1937-D Buffalo Nickel 3 Legs Silver Coin NGC Mint State 63(MS63) CAC




In 1911, the Taft administration commissioned Earle Fraser to produce designs to replace the Liberty Head nickel, which had been struck 1883 –1912. The Mint Director at first wanted a design featuring Lincoln, but when Fraser developed a design showing a Native American on one side and a bison on the other, it quickly gained support within the Mint. At the Denver Mint, a worker accidentally created a new variety of the coin. While attempting to remove marks from a reverse die, he removed one of the buffalo’s legs. Thousands of these pieces were struck before the error was discovered, creating the highly sought-after three-legged variety of the Buffalo Nickel.

The Indian portrait obverse was created using three Indian Chiefs as models; thus, although this image does not depict any one individual, it is unmistakably a Native American. One of the Chiefs, Iron Tail, was Custer’s opponent at Little Big Horn.

The buffalo depicted on the reverse was in the NY city zoo, and was named Black Diamond. When Black Diamond’s days were over, he was butchered and sold as Black Diamond Steaks for $2 a pound – a lot in those days. The gangster Diamond Jim Brady offered to buy the head on a “name your price” basis. Mr. Silz, the butcher, refused and later gave it to an employee. That employee’s daughter later displayed the head at the 1985 ANA.

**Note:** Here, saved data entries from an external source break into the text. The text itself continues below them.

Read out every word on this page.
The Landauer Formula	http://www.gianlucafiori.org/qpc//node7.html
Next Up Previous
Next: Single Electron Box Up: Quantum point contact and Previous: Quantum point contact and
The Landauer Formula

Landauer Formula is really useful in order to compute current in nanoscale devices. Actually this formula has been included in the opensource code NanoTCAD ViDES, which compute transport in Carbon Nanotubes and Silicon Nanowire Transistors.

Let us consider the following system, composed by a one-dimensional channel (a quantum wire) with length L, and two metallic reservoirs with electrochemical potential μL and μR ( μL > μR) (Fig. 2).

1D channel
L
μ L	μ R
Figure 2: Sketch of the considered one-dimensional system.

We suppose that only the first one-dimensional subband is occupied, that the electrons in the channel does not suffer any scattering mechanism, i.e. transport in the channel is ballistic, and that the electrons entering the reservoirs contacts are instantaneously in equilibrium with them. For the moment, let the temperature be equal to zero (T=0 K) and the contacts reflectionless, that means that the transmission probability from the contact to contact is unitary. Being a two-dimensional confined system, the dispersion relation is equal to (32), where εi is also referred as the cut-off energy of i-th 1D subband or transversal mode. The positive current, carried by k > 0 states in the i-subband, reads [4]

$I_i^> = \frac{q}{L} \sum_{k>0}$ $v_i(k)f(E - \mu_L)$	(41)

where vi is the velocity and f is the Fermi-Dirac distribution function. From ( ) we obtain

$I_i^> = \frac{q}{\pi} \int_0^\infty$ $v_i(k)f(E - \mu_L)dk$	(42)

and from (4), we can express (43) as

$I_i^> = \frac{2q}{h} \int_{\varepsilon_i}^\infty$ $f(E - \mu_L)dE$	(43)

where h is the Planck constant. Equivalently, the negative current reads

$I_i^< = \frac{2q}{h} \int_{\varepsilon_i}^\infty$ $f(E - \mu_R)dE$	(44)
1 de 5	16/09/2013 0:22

The original version of the coin had the buffalo standing on raised ground with the denomination FIVE CENTS below. Within just a few months it became apparent that the denomination wore away very quickly. In addition, weak strikes were a constant concern. The obvious fix to the denomination wear was to place it in a protected area. This was easily accomplished by placing a raised line above FIVE CENTS to protect against wear. However, Barber could not leave well enough alone. Barber did not appreciate being bypassed in the design stage, and took the opportunity presented to make alterations to the design that were not needed, and indeed were detrimental to the aesthetics of the coin. The fields were flattened, the buffalo’s hide was smoothed, and the Indian lost a lot of its rugged look.